Edited by Optimist on 01/05/2008 at 11:41

Excessive oil company profits? - jbif
So it must follow that you wouldn't be there unless you felt you were making a decent profit.


Is that why BP sold off Grangemouth refinery to Ineos 3 years ago?

Excessive oil company profits? - Optimist
I don't know why they sold. They made a decent profit first quarter this year, anyway.

Alternatively: why did Ineos buy unless they knew they could make a decent profit?
Excessive oil company profits? - jbif
Alternatively: why did Ineos buy unless they knew they could make a decent profit?


Ineos thought (not knew) they could make a decent profit. But as the strike last week proved, Ineos misjudged what they were buying in to.

Excessive oil company profits? - Optimist
OK. Let's wait and see.
Excessive oil company profits? - hxj

As a non-accountant I don't see the problems with the 83% profit margin. As I understand things Stu works on his own and exploits his own skills and abilities.

I see it entirely feasible for him to say charge £12 a hour and spend £1 on materials and £1 on other costs. Giving you a profit margin of 83%.
Excessive oil company profits? - jbif
As a non-accountant .... Giving you a profit margin of 83%.


How much are you allowing for the cost of labour?

Excessive oil company profits? - Roly93
Stu can you really be making 83% or have you forgotten expenses? On other postings
you mentioned other competitors were making life tough for you?

A post P&L profit of 83% on almost any business is almost impossible I would have thought, apart from things like the oldest profession in the world !
Excessive oil company profits? - Optimist
If Stu put his time through his accounts at, say, £10 an hour I imagine that would make a big difference to his figure.
Excessive oil company profits? - Hamsafar
"I don't know why they sold. They made a decent profit first quarter this year, anyway."

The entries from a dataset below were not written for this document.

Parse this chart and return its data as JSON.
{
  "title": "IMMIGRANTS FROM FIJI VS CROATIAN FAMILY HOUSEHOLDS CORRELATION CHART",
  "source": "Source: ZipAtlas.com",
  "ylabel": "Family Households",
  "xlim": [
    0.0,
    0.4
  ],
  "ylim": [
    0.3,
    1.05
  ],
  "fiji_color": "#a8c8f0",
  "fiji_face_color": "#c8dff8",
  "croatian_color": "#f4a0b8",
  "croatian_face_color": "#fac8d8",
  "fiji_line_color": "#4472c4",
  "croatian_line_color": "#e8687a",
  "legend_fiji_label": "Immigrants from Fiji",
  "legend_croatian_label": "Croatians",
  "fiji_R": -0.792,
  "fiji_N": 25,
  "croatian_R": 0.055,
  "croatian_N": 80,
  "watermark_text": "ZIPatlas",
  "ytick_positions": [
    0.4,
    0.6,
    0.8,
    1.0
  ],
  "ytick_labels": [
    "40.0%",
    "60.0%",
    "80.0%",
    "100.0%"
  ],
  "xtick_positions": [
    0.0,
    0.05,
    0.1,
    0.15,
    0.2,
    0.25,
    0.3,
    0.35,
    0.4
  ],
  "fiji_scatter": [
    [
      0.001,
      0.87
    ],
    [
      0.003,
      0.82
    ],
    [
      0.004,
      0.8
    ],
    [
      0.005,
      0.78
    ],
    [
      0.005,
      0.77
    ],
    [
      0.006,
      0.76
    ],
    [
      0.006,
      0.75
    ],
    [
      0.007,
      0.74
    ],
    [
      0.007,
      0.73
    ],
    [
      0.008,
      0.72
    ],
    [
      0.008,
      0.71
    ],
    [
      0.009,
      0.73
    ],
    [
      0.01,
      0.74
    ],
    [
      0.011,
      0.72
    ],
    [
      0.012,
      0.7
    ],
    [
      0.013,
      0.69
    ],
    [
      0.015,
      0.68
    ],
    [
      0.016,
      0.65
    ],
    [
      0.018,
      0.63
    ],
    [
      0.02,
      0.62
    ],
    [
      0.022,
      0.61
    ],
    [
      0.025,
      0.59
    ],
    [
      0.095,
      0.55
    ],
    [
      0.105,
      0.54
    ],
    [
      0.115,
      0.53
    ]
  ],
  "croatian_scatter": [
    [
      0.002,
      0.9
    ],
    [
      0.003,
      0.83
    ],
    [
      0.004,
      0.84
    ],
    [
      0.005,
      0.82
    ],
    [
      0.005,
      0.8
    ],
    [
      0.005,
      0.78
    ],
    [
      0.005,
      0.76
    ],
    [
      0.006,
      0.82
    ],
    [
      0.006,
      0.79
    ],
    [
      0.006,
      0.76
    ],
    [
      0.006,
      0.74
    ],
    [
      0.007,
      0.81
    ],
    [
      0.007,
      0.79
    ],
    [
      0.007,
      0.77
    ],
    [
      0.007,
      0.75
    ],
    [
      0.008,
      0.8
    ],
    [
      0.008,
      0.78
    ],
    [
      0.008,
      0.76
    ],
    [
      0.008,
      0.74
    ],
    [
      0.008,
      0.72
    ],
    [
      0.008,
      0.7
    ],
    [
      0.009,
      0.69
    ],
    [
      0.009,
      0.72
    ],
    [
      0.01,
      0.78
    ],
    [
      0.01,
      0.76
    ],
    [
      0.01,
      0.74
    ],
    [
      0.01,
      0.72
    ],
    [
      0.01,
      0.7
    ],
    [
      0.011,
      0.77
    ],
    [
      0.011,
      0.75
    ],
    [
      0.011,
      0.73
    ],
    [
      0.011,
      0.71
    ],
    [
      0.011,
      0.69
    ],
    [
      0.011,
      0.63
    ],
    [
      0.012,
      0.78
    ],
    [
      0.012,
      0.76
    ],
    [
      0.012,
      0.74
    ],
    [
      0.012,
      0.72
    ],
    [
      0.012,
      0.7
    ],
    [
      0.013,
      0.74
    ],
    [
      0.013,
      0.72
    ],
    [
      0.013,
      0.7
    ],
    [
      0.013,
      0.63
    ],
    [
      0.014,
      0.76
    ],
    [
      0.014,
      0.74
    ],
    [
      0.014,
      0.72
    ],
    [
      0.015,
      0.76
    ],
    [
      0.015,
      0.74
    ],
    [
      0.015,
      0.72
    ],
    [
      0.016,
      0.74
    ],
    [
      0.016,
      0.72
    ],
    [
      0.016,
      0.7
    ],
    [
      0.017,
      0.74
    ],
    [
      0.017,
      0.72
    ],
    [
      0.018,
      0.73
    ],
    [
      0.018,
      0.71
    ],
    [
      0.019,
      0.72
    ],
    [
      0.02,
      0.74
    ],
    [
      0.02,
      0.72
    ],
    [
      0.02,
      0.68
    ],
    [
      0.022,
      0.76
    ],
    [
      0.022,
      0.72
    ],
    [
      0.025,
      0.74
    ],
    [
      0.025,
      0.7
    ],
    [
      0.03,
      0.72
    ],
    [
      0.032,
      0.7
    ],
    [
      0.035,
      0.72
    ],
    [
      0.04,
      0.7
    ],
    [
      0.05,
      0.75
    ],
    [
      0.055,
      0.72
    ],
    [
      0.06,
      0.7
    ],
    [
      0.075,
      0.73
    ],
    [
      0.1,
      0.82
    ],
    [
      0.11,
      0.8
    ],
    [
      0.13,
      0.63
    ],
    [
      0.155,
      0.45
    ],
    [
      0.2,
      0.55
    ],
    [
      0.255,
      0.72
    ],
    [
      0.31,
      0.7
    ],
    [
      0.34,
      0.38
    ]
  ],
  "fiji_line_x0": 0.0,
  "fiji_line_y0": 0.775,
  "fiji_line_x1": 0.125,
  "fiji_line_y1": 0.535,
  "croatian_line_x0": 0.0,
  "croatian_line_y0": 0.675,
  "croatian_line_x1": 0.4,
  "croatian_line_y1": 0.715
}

The reason the oil companies are selling these areas of the business is due to events such as EXXON Valdiz. After that, the industry started to to sell off risky parts of the business such as shipping so that they don't get the bad P.R. when a disaster occurs and so that the smaller company would fold because it has no brand it is disposable. It is much better for Shell, BP etc... to be a customer than the polluter. Of course, a bit of digging will show that the same families own these smaller companies as the oil companies.